Nearly 80% of federal health research funding is extramural and conducted by universities and affiliated hospitals, private, non-profit organizations and businesses. Yet that funding flows through nine separate organizations that have a primary or secondary health research mandate, resulting in what CIHR president Dr Alan Bernstein has described as “nine-stop shopping”. The proliferation of funding bodies places unnecessary stress on health researchers, and acts as a detriment to research performance and recruiting. The report seems to concur, stating that many believe that “there are too many federal funding organizations” devoted to health-related research. But the committee stops short of calling for any reductions through elimination or amalgamation, and Morin acknowledges that the issue requires further study and discussion.

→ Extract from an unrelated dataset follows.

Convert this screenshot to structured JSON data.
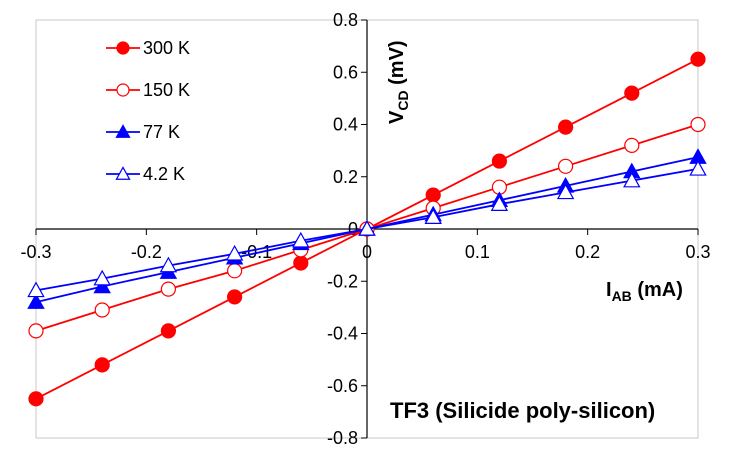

The remainder of federally funded health research (21%) is spent in-house, which is primarily performed by Health Canada. Morin says the department is the only federal organization whose health research budget declined last year. The committee argues that more funding is required for Health Canada to properly discharge its mandate of setting policy and enforcing regulations, but other changes must also be encouraged.

“There’s a problem of insularity. We have scientists which have to move out into the research community. A good example is the proteomics research centre at the University of Ottawa,” says Morin. “Does Health Canada require more funding? Definitely, but as a condition there should be linkages to universities and research institutes.”

Ensuring that advances in health care services and delivery reach health care providers also accounts for another of the committee’s recommendations. It asks the government to devote additional funding to CIHR, Health Canada and the Canadian health Services Research Foundation for Health services and clinical research.

The reports also calls on Health Canada to develop an ethics governance system for research involving human subjects, in collaboration with other stakeholders.